An international team of researchers has discovered new evidence that a cosmic impact may have coincided with the extinction of mammoths and giant ground sloths.
The 18-member team, which includes NAU geologist Ted Bunch, and James Wittke, NAU geologic materials analyst, recently had its findings published in the Proceedings of the National Academy of Sciences. The study is available here.
The researchers found melt-glass material in a thin layer of sedimentary rock in Pennsylvania, South Carolina and Syria. According to the study, the material, which dates back nearly 13,000 years, was formed at temperatures of 1,700 to greater than 2,200 degrees Celsius and is the result of a cosmic body impacting Earth’s atmosphere.
These new data are the latest to support the hypothesis that proposes a cosmic impact occurred 12,900 years ago at the onset of an unusual cold climatic period called the Younger Dryas. This episode occurred at or close to the time of extinction of the North American megafauna, including mammoths and giant ground sloths, and the disappearance of the prehistoric and widely distributed Clovis culture.
Morphological and geochemical evidence of the melt-glass confirms that the material is not volcanic or of human-made origin, Bunch said.
“We’ve seen melt-glass in similar impact events such as Meteor Crater in Arizona,” he said. “The temperatures required to produce such melt-glass materials may be equal to an atomic bomb aerial burst.”
The material evidence supporting the Younger Dryas boundary cosmic impact hypothesis spans three continents, and covers nearly one-third of the planet, from California to western Europe, and into the Middle East. The discovery extends the range of evidence into Syria, the easternmost site yet identified in the northern hemisphere. Other researchers have found similar deposits in South America and Mexico.
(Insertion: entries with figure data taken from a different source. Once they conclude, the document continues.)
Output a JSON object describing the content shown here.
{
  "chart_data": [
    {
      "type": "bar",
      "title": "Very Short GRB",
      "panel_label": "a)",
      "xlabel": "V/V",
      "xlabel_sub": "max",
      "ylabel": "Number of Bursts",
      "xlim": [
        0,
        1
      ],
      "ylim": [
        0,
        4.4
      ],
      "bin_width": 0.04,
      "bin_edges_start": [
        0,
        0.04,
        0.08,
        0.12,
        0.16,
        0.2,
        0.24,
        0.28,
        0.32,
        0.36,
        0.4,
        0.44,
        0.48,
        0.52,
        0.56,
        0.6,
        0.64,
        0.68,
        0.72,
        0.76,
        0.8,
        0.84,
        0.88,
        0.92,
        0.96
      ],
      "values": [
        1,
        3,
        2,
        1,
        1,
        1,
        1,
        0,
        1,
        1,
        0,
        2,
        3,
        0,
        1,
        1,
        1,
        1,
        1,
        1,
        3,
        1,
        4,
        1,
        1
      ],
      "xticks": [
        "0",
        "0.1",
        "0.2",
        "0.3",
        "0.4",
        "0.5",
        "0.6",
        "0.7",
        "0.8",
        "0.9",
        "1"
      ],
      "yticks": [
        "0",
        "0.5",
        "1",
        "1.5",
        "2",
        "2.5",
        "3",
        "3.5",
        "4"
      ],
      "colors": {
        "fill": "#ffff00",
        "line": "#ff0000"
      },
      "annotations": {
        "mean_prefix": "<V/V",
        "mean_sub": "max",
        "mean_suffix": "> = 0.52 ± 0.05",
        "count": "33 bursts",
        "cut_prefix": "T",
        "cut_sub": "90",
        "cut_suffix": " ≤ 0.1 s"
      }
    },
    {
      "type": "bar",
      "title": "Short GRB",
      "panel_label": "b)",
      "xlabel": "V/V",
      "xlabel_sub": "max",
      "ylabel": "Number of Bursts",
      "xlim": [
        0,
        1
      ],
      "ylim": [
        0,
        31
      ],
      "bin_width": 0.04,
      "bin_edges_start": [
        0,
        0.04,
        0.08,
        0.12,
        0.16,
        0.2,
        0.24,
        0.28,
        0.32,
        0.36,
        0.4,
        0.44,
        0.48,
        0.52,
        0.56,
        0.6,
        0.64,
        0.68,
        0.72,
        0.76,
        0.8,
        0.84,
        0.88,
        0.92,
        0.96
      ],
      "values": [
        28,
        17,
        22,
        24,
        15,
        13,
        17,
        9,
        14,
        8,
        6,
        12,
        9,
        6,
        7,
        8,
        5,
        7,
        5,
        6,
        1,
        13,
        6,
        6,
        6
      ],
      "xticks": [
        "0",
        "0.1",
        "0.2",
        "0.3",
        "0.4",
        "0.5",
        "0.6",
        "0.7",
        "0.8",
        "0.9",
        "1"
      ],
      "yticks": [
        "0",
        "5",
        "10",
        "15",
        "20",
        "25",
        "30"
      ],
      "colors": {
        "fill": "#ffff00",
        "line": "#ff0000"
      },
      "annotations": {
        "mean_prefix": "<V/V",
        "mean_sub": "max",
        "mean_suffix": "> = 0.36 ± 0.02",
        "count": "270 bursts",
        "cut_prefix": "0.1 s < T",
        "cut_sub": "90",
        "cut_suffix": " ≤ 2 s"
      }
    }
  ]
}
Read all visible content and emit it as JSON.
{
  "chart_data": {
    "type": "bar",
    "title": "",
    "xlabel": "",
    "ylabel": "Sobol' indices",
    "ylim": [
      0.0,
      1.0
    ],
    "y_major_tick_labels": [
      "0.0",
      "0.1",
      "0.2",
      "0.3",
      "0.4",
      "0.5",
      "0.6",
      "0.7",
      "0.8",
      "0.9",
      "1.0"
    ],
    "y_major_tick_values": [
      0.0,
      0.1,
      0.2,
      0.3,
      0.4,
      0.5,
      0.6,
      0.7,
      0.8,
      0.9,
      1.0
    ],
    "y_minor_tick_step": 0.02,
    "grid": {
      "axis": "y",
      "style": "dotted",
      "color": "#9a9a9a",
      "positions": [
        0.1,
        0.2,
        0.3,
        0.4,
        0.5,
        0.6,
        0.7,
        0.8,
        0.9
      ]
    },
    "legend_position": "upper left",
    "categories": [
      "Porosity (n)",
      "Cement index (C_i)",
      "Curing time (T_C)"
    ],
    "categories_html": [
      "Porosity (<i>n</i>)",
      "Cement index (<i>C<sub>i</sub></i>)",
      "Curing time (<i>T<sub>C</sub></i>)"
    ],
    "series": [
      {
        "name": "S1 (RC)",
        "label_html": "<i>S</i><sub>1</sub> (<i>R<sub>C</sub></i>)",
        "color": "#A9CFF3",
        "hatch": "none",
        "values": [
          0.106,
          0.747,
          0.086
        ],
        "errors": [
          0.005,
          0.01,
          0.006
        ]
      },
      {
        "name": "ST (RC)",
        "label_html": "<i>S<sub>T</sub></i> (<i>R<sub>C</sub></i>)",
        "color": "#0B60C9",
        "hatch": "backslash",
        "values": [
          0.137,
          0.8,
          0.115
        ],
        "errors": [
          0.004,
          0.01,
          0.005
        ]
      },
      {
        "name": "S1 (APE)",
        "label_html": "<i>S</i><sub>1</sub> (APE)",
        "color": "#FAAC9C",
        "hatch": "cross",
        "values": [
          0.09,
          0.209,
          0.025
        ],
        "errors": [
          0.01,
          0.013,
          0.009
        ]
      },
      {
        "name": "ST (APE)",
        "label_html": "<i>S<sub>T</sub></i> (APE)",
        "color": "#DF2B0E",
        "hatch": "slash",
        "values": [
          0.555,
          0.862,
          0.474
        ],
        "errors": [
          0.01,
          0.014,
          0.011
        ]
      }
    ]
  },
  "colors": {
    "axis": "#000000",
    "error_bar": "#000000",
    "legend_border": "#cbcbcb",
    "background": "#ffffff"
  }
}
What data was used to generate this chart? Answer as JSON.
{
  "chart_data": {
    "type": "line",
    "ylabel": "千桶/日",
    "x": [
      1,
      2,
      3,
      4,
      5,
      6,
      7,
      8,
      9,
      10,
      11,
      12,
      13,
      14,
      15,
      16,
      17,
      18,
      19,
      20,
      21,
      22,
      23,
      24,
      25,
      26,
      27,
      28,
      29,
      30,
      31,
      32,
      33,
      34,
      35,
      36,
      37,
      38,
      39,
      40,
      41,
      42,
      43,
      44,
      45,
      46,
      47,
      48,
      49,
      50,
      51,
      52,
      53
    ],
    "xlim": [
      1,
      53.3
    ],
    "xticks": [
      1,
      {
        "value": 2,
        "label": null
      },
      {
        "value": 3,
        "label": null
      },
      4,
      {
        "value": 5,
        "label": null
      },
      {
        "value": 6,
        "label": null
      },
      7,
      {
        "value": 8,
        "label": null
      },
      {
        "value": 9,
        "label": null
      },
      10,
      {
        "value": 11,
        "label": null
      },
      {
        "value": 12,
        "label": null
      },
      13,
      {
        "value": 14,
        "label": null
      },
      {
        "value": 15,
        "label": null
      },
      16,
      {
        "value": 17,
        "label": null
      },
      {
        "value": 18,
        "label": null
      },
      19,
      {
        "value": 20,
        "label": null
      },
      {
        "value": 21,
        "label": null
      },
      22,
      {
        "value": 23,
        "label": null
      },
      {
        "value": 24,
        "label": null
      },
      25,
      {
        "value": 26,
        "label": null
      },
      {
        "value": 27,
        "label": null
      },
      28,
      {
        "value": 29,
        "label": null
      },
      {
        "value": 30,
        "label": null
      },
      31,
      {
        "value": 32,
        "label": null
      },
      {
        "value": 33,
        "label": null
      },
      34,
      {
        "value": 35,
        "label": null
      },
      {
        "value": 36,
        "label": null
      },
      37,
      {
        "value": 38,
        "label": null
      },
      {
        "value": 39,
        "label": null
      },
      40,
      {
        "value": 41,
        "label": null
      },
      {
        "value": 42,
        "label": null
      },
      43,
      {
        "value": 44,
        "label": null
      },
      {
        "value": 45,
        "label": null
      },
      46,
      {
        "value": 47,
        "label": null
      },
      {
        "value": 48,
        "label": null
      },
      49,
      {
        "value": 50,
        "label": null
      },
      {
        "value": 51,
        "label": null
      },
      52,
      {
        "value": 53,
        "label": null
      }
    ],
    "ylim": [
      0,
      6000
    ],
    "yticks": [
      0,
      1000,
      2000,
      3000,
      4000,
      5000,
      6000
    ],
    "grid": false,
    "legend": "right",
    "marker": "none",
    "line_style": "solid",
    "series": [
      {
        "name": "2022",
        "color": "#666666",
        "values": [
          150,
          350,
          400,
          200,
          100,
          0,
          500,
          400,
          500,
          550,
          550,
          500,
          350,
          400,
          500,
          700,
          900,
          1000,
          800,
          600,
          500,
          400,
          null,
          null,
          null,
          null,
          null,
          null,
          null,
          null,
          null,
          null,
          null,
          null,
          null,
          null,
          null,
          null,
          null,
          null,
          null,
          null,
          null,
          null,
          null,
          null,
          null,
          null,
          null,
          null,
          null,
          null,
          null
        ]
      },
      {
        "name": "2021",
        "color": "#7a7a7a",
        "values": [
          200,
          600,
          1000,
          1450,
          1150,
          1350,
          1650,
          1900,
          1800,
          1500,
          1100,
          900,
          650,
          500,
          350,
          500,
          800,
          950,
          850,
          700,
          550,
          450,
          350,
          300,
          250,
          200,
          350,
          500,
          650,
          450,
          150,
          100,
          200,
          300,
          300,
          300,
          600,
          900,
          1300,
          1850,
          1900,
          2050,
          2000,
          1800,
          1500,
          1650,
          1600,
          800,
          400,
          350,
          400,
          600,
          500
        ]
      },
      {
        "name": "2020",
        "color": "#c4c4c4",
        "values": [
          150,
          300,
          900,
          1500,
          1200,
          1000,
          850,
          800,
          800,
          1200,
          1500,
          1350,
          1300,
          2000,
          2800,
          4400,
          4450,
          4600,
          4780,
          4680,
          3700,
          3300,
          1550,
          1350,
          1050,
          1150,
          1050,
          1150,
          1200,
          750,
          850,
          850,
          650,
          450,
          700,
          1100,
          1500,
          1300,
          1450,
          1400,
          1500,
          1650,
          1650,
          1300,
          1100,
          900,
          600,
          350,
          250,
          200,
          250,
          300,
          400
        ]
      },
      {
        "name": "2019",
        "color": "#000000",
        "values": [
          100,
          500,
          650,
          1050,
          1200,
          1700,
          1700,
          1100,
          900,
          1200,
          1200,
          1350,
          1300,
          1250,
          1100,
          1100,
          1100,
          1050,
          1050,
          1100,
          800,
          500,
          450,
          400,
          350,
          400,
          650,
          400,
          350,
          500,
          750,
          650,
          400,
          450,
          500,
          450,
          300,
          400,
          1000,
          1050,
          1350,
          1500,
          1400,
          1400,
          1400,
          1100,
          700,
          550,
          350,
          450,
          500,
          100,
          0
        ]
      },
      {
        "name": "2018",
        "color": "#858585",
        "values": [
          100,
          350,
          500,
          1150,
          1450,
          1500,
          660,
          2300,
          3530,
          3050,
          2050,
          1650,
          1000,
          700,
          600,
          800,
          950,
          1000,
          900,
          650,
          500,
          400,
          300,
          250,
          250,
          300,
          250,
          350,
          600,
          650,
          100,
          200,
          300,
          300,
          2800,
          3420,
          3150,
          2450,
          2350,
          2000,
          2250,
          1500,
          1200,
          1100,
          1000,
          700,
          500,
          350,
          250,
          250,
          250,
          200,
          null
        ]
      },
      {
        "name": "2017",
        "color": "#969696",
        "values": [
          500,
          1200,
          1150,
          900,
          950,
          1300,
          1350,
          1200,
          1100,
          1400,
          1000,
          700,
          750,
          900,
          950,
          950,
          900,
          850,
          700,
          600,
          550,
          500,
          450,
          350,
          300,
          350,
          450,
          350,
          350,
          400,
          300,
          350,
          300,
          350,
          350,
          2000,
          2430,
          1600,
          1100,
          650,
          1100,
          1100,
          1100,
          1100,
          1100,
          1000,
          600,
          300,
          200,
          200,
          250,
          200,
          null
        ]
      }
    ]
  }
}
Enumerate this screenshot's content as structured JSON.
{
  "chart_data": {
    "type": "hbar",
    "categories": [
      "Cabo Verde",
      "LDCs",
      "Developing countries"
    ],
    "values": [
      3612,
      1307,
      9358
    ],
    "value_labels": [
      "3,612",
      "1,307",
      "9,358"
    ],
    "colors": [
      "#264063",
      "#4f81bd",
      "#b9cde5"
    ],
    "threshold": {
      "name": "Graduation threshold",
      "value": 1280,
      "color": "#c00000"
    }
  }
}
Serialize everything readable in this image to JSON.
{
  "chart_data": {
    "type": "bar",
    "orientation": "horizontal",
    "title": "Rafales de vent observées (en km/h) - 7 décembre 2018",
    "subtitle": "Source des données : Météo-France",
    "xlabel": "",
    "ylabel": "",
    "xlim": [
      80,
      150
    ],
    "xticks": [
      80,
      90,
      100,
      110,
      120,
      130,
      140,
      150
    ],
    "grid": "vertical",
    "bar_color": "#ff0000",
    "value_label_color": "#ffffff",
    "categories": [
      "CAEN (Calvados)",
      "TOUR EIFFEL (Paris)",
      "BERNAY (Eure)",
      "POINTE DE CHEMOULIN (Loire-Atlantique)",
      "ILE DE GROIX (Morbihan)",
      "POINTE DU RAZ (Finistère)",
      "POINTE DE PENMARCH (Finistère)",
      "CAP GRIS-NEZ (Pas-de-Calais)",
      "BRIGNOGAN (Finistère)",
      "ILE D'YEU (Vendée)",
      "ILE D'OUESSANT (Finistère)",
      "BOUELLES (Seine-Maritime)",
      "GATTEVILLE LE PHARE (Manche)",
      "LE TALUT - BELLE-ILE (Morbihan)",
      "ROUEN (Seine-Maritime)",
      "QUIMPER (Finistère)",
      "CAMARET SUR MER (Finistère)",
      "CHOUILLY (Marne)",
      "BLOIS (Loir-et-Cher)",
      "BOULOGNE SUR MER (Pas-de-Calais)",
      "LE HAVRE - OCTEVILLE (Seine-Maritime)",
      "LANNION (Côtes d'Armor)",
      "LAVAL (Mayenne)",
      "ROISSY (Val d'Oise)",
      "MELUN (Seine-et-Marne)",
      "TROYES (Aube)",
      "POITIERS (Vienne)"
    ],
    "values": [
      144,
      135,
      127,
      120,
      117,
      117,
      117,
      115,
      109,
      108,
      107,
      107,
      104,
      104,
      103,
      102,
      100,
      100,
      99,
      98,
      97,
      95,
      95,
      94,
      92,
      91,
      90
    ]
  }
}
The researchers have yet to identify a limit to the debris field of the impact.
Bunch said the three sites in North America and the Middle East, separated by 1,000 to 10,000 kilometers, likely represent three or more major impact epicenters related to the Younger Dryas event and could be attributed to multiple objects or fragments of an asteroid or comet.
The National Science Foundation’s Division of Earth Sciences funded part of the research.